Dutch government offers first apology for WWII persecution of Jews

Prime Minister Mark Rutte on Sunday made the Netherlands' first government apology for the war-time persecution of Jews.

"Now the last survivors are still with us, I apologise today in the name of the government for what the authorities did at that time," Rutte said.

He was giving an address in Amsterdam in memory of victims of the Holocaust on the eve of the 75th anniversary of the liberation of the Nazi death camp at Auschwitz.

Only 38,000 of the 140,000 Jews who lived in the Netherlands survived World War II, but no government apology had been offered for the role the authorities played.

The question of an apology was raised in 2012 when Rutte was also prime minister. He said then that not enough information was available about government action during the war and there was "not broad enough support" for an official apology.

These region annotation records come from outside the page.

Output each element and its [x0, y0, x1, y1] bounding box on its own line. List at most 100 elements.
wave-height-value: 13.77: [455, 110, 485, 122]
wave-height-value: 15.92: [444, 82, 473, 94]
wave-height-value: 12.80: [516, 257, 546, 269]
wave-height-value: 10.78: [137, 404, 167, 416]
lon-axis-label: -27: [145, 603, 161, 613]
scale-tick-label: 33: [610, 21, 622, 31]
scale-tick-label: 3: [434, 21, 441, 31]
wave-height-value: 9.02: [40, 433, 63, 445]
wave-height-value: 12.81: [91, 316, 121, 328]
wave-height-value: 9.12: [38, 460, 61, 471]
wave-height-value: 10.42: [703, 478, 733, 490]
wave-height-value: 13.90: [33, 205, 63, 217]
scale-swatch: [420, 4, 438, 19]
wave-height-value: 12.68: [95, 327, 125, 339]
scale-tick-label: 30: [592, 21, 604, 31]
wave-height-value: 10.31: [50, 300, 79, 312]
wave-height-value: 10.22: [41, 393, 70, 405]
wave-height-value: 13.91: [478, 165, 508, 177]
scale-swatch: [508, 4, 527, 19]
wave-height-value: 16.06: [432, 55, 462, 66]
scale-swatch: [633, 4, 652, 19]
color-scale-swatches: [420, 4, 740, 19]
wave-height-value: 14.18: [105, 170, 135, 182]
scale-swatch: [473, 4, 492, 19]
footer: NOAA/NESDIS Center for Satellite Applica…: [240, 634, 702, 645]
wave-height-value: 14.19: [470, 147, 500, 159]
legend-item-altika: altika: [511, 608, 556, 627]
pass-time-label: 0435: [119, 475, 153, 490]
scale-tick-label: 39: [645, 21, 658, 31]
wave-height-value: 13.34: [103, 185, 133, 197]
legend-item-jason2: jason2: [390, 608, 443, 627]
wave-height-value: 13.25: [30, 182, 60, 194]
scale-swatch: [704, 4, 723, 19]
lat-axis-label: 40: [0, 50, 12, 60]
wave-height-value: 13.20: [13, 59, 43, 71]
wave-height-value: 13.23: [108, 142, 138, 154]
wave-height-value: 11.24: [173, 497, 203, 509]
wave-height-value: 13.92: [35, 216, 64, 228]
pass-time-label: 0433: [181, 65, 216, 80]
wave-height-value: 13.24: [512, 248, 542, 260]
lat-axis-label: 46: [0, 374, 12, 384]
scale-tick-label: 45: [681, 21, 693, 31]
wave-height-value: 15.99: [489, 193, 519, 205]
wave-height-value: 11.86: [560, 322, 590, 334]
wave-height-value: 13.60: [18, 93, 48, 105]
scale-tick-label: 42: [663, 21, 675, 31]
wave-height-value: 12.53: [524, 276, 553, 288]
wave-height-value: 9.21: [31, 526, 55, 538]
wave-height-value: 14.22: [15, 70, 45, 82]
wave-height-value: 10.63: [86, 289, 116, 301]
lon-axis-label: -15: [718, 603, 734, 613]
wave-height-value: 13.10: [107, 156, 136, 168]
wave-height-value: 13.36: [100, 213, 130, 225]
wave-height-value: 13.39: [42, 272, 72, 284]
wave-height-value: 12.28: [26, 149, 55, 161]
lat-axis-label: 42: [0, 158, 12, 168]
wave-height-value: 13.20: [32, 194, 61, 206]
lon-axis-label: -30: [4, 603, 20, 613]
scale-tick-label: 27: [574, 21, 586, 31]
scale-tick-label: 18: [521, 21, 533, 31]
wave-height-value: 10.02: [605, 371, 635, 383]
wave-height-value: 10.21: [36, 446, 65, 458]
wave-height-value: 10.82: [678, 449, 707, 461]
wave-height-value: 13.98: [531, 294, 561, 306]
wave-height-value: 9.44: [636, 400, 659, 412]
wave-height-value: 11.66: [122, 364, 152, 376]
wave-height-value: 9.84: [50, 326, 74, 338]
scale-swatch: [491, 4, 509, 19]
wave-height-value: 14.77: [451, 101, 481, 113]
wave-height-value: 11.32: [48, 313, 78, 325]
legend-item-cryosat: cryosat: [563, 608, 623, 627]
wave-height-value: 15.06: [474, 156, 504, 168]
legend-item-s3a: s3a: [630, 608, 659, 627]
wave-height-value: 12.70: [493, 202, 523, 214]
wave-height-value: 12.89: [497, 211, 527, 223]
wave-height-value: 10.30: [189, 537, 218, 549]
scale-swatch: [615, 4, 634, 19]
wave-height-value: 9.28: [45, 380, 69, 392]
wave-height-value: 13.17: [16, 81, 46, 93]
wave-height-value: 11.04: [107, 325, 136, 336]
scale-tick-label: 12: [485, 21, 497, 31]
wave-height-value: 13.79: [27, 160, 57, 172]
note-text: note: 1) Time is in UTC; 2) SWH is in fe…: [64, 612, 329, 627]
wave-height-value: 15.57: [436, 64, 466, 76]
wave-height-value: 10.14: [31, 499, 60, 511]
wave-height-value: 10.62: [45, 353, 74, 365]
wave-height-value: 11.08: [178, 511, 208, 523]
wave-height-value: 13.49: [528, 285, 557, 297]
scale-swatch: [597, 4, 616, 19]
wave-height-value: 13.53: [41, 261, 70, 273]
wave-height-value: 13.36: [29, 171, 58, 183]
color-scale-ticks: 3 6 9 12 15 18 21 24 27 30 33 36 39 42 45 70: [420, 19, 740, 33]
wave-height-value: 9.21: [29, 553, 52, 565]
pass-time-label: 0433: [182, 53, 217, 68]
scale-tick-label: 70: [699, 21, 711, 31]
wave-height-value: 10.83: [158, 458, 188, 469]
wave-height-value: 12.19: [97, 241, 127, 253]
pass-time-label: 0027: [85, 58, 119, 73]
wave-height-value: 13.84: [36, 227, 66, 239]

In 1995, Queen Beatrix said in a speech to the Israeli parliament that the Dutch had done enough to help their Jewish compatriots during the war.

In 2000, then prime minister Wim Kok apologised for the "icy welcome" Nazi camp survivors received on their return to the Netherlands, which the Nazis occupied from 1940-1945.

- 'A pity we had to wait' -

On Sunday, Rutte went further saying: "Our government institutions did not act as guardians of justice and security. Too many civil servants carried out the orders of the occupiers.

"The bitter consequences of the drawing up of registers (of Jews) and of the expulsions have not been adequately recognised, nor recognised in time," Rutte added.

"On the whole, it was too little too late. Too little protection. Too little help. Too little recognition."

"Seventy-five years after Auschwitz, anti-Semitism is still amongst us. That's exactly why we fully recognise what happened and say it out loud," Rutte said.

A number of Holocaust survivors were present at the ceremony to hear Rutte's apology.

"I lost everything during the war," said Zoni Weisz, in comments to Dutch broadcaster NOS.

Weisz, who was a child during the war, lost his parents, brother and sisters, all of whom perished in the Nazi death camps.

"They cannot have died in vain," said the 82-year-old. "In this respect, it is important that apologies be made. And for myself, I accepted them.

"A pity we had to wait 75 years," he added.

Holocaust survivors will gather in Auschwitz on Monday to mark 75 years since Soviet troops liberated the camp, while world leaders held a sombre remembrance ceremony in Jerusalem last Thursday.

More than 1.1 million people, mainly Jews, were killed at Auschwitz-Birkenau.